I have to beg him to take out the trash or pick up his clothes. He uses foul language, is irritable, rude and crude to me, and he never supports me in disciplining our son. He even says to our son, "Don't listen to your mother. She's so stupid!" I've tried ignoring him, and I've tried to talk to my son, telling him that although he should love his father, he shouldn't imitate his behaviour.
We're in a financial mess because my husband doesn't have a source of steady income. I sometimes have to purchase necessities like clothing and food with credit cards. With my salary, I'm able to make only minimum payments on our accounts.
I'm considering leaving my husband, mainly to get my son away from his negative influence. I don't know what will happen to our joint accounts or how I will be able to force him to pay anything. I have a feeling he makes more than I'm aware of, but I don't have any way to verify that. I don't care anything about living in our half-finished home, so I'll gladly move out, but how can I get him to buy out my half so that I can be free of the mortgage?
I know these are more financial issues than parenting issues, but they come from my wish to raise my son in a more stable environment, away from the negative and crude influences of my husband, his father. Do you have any suggestions on where I should start?
Answer: If your description is accurate, unless your husband is willing to get help, it appears there isn't much marriage left. You probably need an attorney immediately.
Your perceptions that your son will be negatively affected in an environment where his father is continuously disrespectful of you are correct. In his present state, your husband is a poor role model for your son. You've not said anything about violence or abuse, so I'm hoping they're not part of the picture. However, if you have fears of violence, be sure to talk to an attorney about how you can legally keep yourself and your son safe.

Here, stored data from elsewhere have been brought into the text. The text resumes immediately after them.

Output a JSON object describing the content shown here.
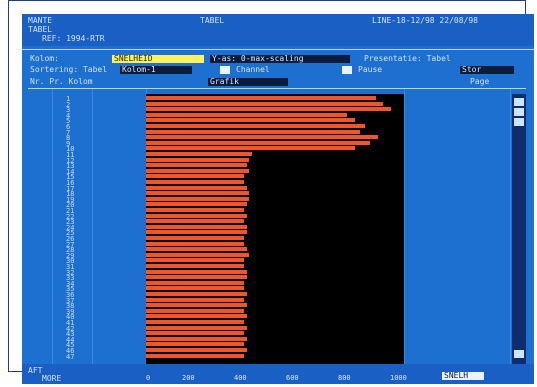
{
  "header": {
    "line1_left": "MANTE",
    "line1_mid": "TABEL",
    "line1_right": "LINE-18-12/98  22/08/98",
    "line2": "TABEL",
    "line3": "REF: 1994-RTR"
  },
  "controls": {
    "row1_label": "Kolom:",
    "row1_value": "SNELHEID",
    "row1_mid": "Y-as: 0-max-scaling",
    "row1_right": "Presentatie: Tabel",
    "row2_label": "Sortering: Tabel",
    "row2_value": "Kolom-1",
    "row2_checkbox1": "Channel",
    "row2_checkbox2": "Pause",
    "row2_right": "Stor",
    "row3_left": "Nr.  Pr.  Kolom",
    "row3_mid": "Grafik",
    "row3_right": "Page"
  },
  "chart_data": {
    "type": "bar",
    "orientation": "horizontal",
    "categories": [
      "1",
      "2",
      "3",
      "4",
      "5",
      "6",
      "7",
      "8",
      "9",
      "10",
      "11",
      "12",
      "13",
      "14",
      "15",
      "16",
      "17",
      "18",
      "19",
      "20",
      "21",
      "22",
      "23",
      "24",
      "25",
      "26",
      "27",
      "28",
      "29",
      "30",
      "31",
      "32",
      "33",
      "34",
      "35",
      "36",
      "37",
      "38",
      "39",
      "40",
      "41",
      "42",
      "43",
      "44",
      "45",
      "46",
      "47"
    ],
    "values": [
      8900,
      9200,
      9500,
      7800,
      8100,
      8500,
      8300,
      9000,
      8700,
      8100,
      4100,
      4000,
      3900,
      4000,
      3800,
      3800,
      3900,
      4000,
      4000,
      3900,
      3800,
      3900,
      3800,
      3900,
      3900,
      3800,
      3800,
      3900,
      4000,
      3800,
      3800,
      3900,
      3900,
      3800,
      3800,
      3900,
      3800,
      3900,
      3800,
      3900,
      3800,
      3900,
      3800,
      3900,
      3800,
      3900,
      3800
    ],
    "xlabel": "",
    "ylabel": "",
    "ticks": [
      "0",
      "200",
      "400",
      "600",
      "800",
      "1000"
    ]
  },
  "bottom": {
    "left1": "AFT",
    "left2": "MORE",
    "right_box": "SNELH"
  }
}
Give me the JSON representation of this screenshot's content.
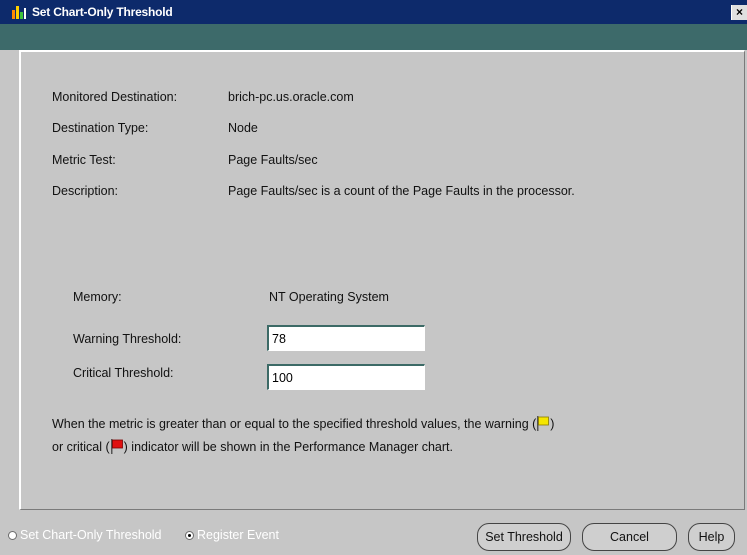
{
  "window": {
    "title": "Set Chart-Only Threshold",
    "close_glyph": "×"
  },
  "details": {
    "monitored_destination_label": "Monitored Destination:",
    "monitored_destination_value": "brich-pc.us.oracle.com",
    "destination_type_label": "Destination Type:",
    "destination_type_value": "Node",
    "metric_test_label": "Metric Test:",
    "metric_test_value": "Page Faults/sec",
    "description_label": "Description:",
    "description_value": "Page Faults/sec is a count of the Page Faults in the processor."
  },
  "thresholds": {
    "memory_label": "Memory:",
    "memory_value": "NT Operating System",
    "warning_label": "Warning Threshold:",
    "warning_value": "78",
    "critical_label": "Critical Threshold:",
    "critical_value": "100"
  },
  "note": {
    "line1_before": "When the metric is greater than or equal to the specified threshold values, the warning (",
    "line1_after": ")",
    "line2_before": "or critical (",
    "line2_after": ") indicator will be shown in the Performance Manager chart."
  },
  "footer": {
    "radio_set_chart_label": "Set Chart-Only Threshold",
    "radio_register_event_label": "Register Event",
    "selected_radio": "Register Event",
    "set_threshold_button": "Set Threshold",
    "cancel_button": "Cancel",
    "help_button": "Help"
  },
  "colors": {
    "titlebar": "#0d2a6b",
    "dialog_background": "#c6c6c6",
    "warning_flag": "#f5e600",
    "critical_flag": "#e01010"
  },
  "icons": [
    "chart-app-icon",
    "close-icon",
    "warning-flag-icon",
    "critical-flag-icon"
  ]
}
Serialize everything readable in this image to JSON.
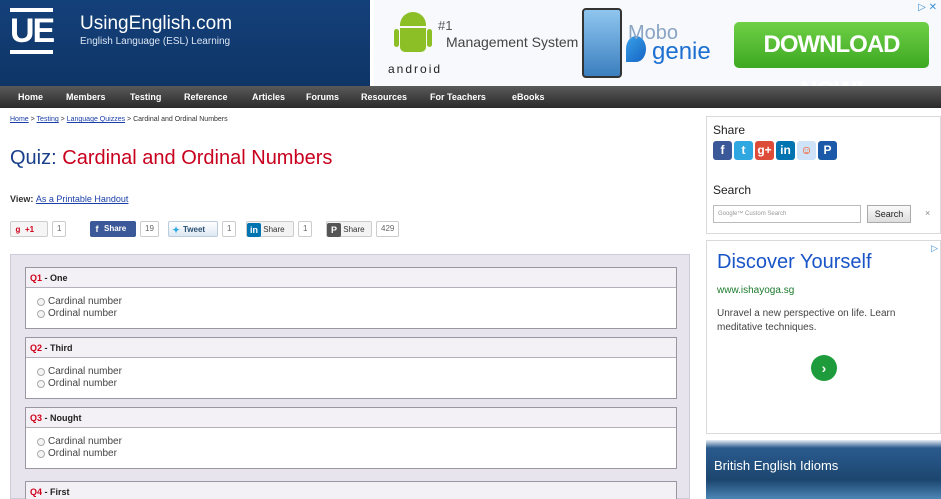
{
  "header": {
    "logo": "UE",
    "site_name": "UsingEnglish.com",
    "tagline": "English Language (ESL) Learning"
  },
  "ad_banner": {
    "rank": "#1",
    "headline": "Management System",
    "android_word": "android",
    "brand_top": "Mobo",
    "brand_bottom": "genie",
    "cta": "DOWNLOAD NOW!",
    "choice": "▷ ✕"
  },
  "nav": {
    "items": [
      "Home",
      "Members",
      "Testing",
      "Reference",
      "Articles",
      "Forums",
      "Resources",
      "For Teachers",
      "eBooks"
    ]
  },
  "breadcrumb": {
    "home": "Home",
    "sep": " > ",
    "testing": "Testing",
    "quizzes": "Language Quizzes",
    "current": "Cardinal and Ordinal Numbers"
  },
  "quiz": {
    "prefix": "Quiz:",
    "title": "Cardinal and Ordinal Numbers",
    "view_label": "View:",
    "view_link": "As a Printable Handout",
    "questions": [
      {
        "num": "Q1",
        "sep": " - ",
        "word": "One",
        "options": [
          "Cardinal number",
          "Ordinal number"
        ]
      },
      {
        "num": "Q2",
        "sep": " - ",
        "word": "Third",
        "options": [
          "Cardinal number",
          "Ordinal number"
        ]
      },
      {
        "num": "Q3",
        "sep": " - ",
        "word": "Nought",
        "options": [
          "Cardinal number",
          "Ordinal number"
        ]
      },
      {
        "num": "Q4",
        "sep": " - ",
        "word": "First",
        "options": []
      }
    ]
  },
  "share_bar": {
    "gplus_label": "+1",
    "gplus_count": "1",
    "fb_label": "Share",
    "fb_count": "19",
    "tw_label": "Tweet",
    "tw_count": "1",
    "li_label": "Share",
    "li_count": "1",
    "pin_label": "Share",
    "pin_count": "429"
  },
  "sidebar": {
    "share_title": "Share",
    "search_title": "Search",
    "search_placeholder": "Google™ Custom Search",
    "search_button": "Search",
    "search_clear": "×",
    "ad": {
      "title": "Discover Yourself",
      "url": "www.ishayoga.sg",
      "text": "Unravel a new perspective on life. Learn meditative techniques.",
      "go": "›",
      "choice": "▷"
    },
    "idioms": "British English Idioms"
  },
  "colors": {
    "header_blue": "#14407a",
    "title_red": "#c8001e",
    "link_blue": "#1a3fa8",
    "quiz_bg": "#e7e4ee",
    "download_green": "#3da822"
  }
}
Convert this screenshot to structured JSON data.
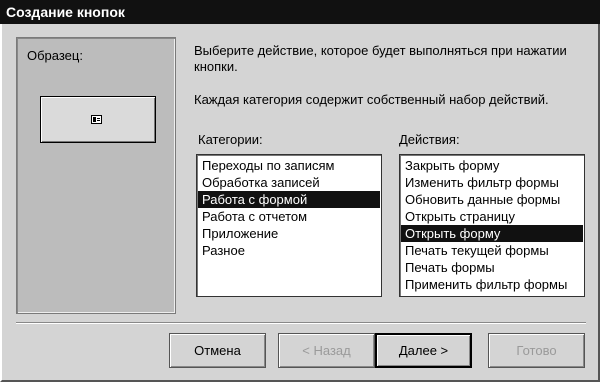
{
  "window": {
    "title": "Создание кнопок"
  },
  "sample": {
    "label": "Образец:"
  },
  "description": {
    "line1": "Выберите действие, которое будет выполняться при нажатии кнопки.",
    "line2": "Каждая категория содержит собственный набор действий."
  },
  "categories": {
    "label": "Категории:",
    "items": [
      "Переходы по записям",
      "Обработка записей",
      "Работа с формой",
      "Работа с отчетом",
      "Приложение",
      "Разное"
    ],
    "selected": "Работа с формой"
  },
  "actions": {
    "label": "Действия:",
    "items": [
      "Закрыть форму",
      "Изменить фильтр формы",
      "Обновить данные формы",
      "Открыть страницу",
      "Открыть форму",
      "Печать текущей формы",
      "Печать формы",
      "Применить фильтр формы"
    ],
    "selected": "Открыть форму"
  },
  "buttons": {
    "cancel": "Отмена",
    "back": "< Назад",
    "next": "Далее >",
    "finish": "Готово"
  },
  "colors": {
    "titlebar": "#111111",
    "selection": "#111111",
    "dialog_bg": "#d4d4d4"
  }
}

You're also correct in knowing that I can't truly help you with your financial issues, but an attorney can help you sort out future possibilities. Even if your husband hides his income from you and refuses to pay for your son's maintenance, you may find you're better off if you can sell the house and have a small cushion to use for getting a fresh start.
You'll need counseling and support to help you make your final decisions and guide you in communicating to your husband and son about divorce or separation. None of this will be easy for you, but you're living in a difficult environment now and will undoubtedly feel very relieved once you and your son are on your own.